Over time, the desire to write grew, because it turned out well, and Elena thought about her future. Soon, the girl easily entered the Literary Institute in Moscow, and from that moment she no longer stopped writing.

The beginning of the 1930s was the heyday of Blaginina's work, whose poems were published even in Murzilka. Why even? So after all, her name was already at that time on the same lines as Agniya Barto, Marshak - recognized children's writers. And the children fell in love with the modest, calm poems of Blaginina, she wrote about what is dear to children, about what they understand and know.

Over the years of work, many poems were written, which made up collections that are still reprinted. Elena Blaginina's poems for children are taught by heart in kindergartens and schools, but we offer you a collection of the author's best works, in our opinion.

Which is closely connected with the world of childhood, is a well-known Russian poetess and translator. On the kind and sincere poems of the author, more than one theme of her works has grown, which is understandable to an adult.
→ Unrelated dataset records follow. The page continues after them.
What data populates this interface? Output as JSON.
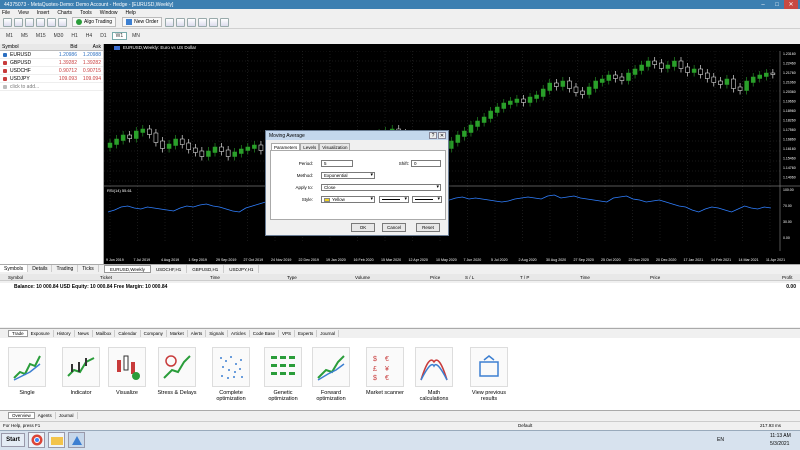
{
  "window": {
    "title": "44375073 - MetaQuotes-Demo: Demo Account - Hedge - [EURUSD,Weekly]"
  },
  "menu": [
    "File",
    "View",
    "Insert",
    "Charts",
    "Tools",
    "Window",
    "Help"
  ],
  "toolbar": {
    "algo_trading": "Algo Trading",
    "new_order": "New Order"
  },
  "timeframes": [
    "M1",
    "M5",
    "M15",
    "M30",
    "H1",
    "H4",
    "D1",
    "W1",
    "MN"
  ],
  "market_watch": {
    "headers": {
      "symbol": "Symbol",
      "bid": "Bid",
      "ask": "Ask"
    },
    "rows": [
      {
        "symbol": "EURUSD",
        "bid": "1.20986",
        "ask": "1.20988",
        "color": "#2b6fc1"
      },
      {
        "symbol": "GBPUSD",
        "bid": "1.39282",
        "ask": "1.39282",
        "color": "#c83b3b"
      },
      {
        "symbol": "USDCHF",
        "bid": "0.90712",
        "ask": "0.90715",
        "color": "#c83b3b"
      },
      {
        "symbol": "USDJPY",
        "bid": "109.093",
        "ask": "109.094",
        "color": "#c83b3b"
      }
    ],
    "add_hint": "click to add...",
    "tabs": [
      "Symbols",
      "Details",
      "Trading",
      "Ticks"
    ]
  },
  "chart": {
    "header": "EURUSD,Weekly: Euro vs US Dollar",
    "rsi_label": "RSI(14) 55.61",
    "price_ticks": [
      "1.23160",
      "1.22460",
      "1.21760",
      "1.21060",
      "1.20360",
      "1.19660",
      "1.18960",
      "1.18260",
      "1.17560",
      "1.16860",
      "1.16160",
      "1.15460",
      "1.14760",
      "1.14060",
      "1.13360",
      "1.12660",
      "1.11960",
      "1.11260",
      "1.10560",
      "1.09860",
      "1.09160",
      "1.08460",
      "1.07760",
      "1.07060",
      "1.06360"
    ],
    "rsi_ticks": [
      "100.00",
      "70.00",
      "30.00",
      "0.00"
    ],
    "date_ticks": [
      "9 Jun 2019",
      "7 Jul 2019",
      "4 Aug 2019",
      "1 Sep 2019",
      "29 Sep 2019",
      "27 Oct 2019",
      "24 Nov 2019",
      "22 Dec 2019",
      "19 Jan 2020",
      "16 Feb 2020",
      "15 Mar 2020",
      "12 Apr 2020",
      "10 May 2020",
      "7 Jun 2020",
      "5 Jul 2020",
      "2 Aug 2020",
      "30 Aug 2020",
      "27 Sep 2020",
      "25 Oct 2020",
      "22 Nov 2020",
      "20 Dec 2020",
      "17 Jan 2021",
      "14 Feb 2021",
      "14 Mar 2021",
      "11 Apr 2021"
    ],
    "tabs": [
      "EURUSD,Weekly",
      "USDCHF,H1",
      "GBPUSD,H1",
      "USDJPY,H1"
    ]
  },
  "dialog": {
    "title": "Moving Average",
    "tabs": [
      "Parameters",
      "Levels",
      "Visualization"
    ],
    "period_label": "Period:",
    "period_value": "5",
    "shift_label": "Shift:",
    "shift_value": "0",
    "method_label": "Method:",
    "method_value": "Exponential",
    "apply_label": "Apply to:",
    "apply_value": "Close",
    "style_label": "Style:",
    "style_value": "Yellow",
    "ok": "OK",
    "cancel": "Cancel",
    "reset": "Reset"
  },
  "terminal": {
    "headers": [
      "Symbol",
      "Ticket",
      "Time",
      "Type",
      "Volume",
      "Price",
      "S / L",
      "T / P",
      "Time",
      "Price",
      "Profit"
    ],
    "balance": "Balance: 10 000.84 USD  Equity: 10 000.84  Free Margin: 10 000.84",
    "profit_value": "0.00",
    "tabs": [
      "Trade",
      "Exposure",
      "History",
      "News",
      "Mailbox",
      "Calendar",
      "Company",
      "Market",
      "Alerts",
      "Signals",
      "Articles",
      "Code Base",
      "VPS",
      "Experts",
      "Journal"
    ]
  },
  "tester": {
    "cards": [
      "Single",
      "Indicator",
      "Visualize",
      "Stress & Delays",
      "Complete optimization",
      "Genetic optimization",
      "Forward optimization",
      "Market scanner",
      "Math calculations",
      "View previous results"
    ],
    "tabs": [
      "Overview",
      "Agents",
      "Journal"
    ]
  },
  "status": {
    "help": "For Help, press F1",
    "profile": "Default",
    "ping": "217.93 ms"
  },
  "taskbar": {
    "start": "Start",
    "lang": "EN",
    "time": "11:13 AM",
    "date": "5/3/2021"
  }
}
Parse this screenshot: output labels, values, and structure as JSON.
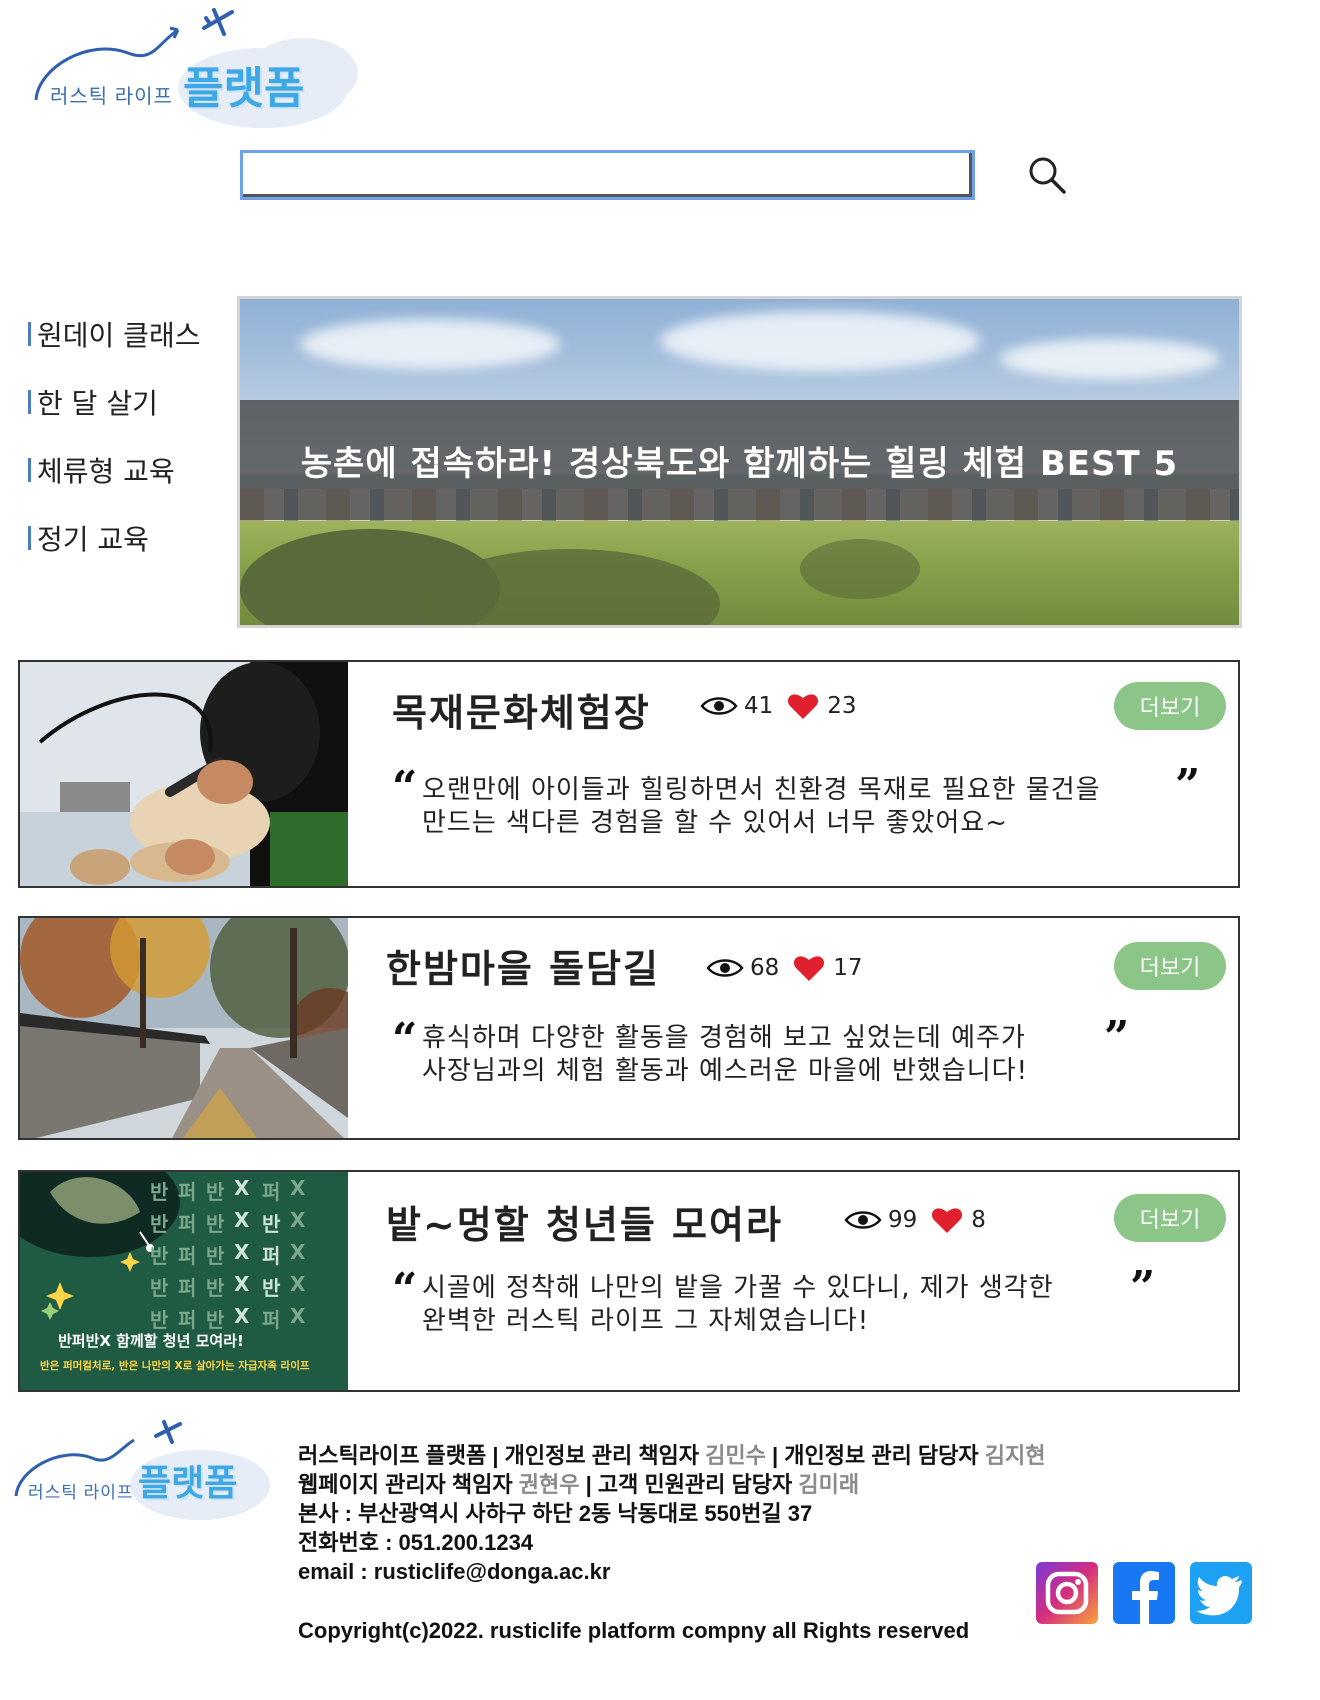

Elena Blaginina's work is based on Russian folklore. Her poems, songs, fairy tales, jokes, teasers, counting rhymes, tongue twisters sparkle with good humor, and the themes: the world around, mother's care for a child, communication with peers, rural nature are close to both children and adults.

Blaginina Elena: short biography

Blaginina Elena did not forget, whose biography is a vivid example of determination and love for poetry, and about an adult audience, for which two collections of poems were released: in 1960 - “Window to the Garden”, in 1973 - “Folder”.

Creative contributions to children's literature

In her personal life, Elena Blaginina was married to the Russian poet Georgy Obolduev, whose original work was hidden from the reader by Soviet censorship for many years. The poetess subsequently wrote a book of memoirs about her original and bright wife.

Many of Elena Blaginina's works have been translated into other languages, and the best ones have been included in the Russian children's book fund, becoming on a par with the poems of Samuil Marshak and Korney Chukovsky.

A talented poetess, a favorite author of many children, lived a long life, which put an end to April 24, 1989. Blaginina Elena, whose biography entered the history of Russian literature, was buried in Moscow at the Kobyakovsky cemetery next to her husband.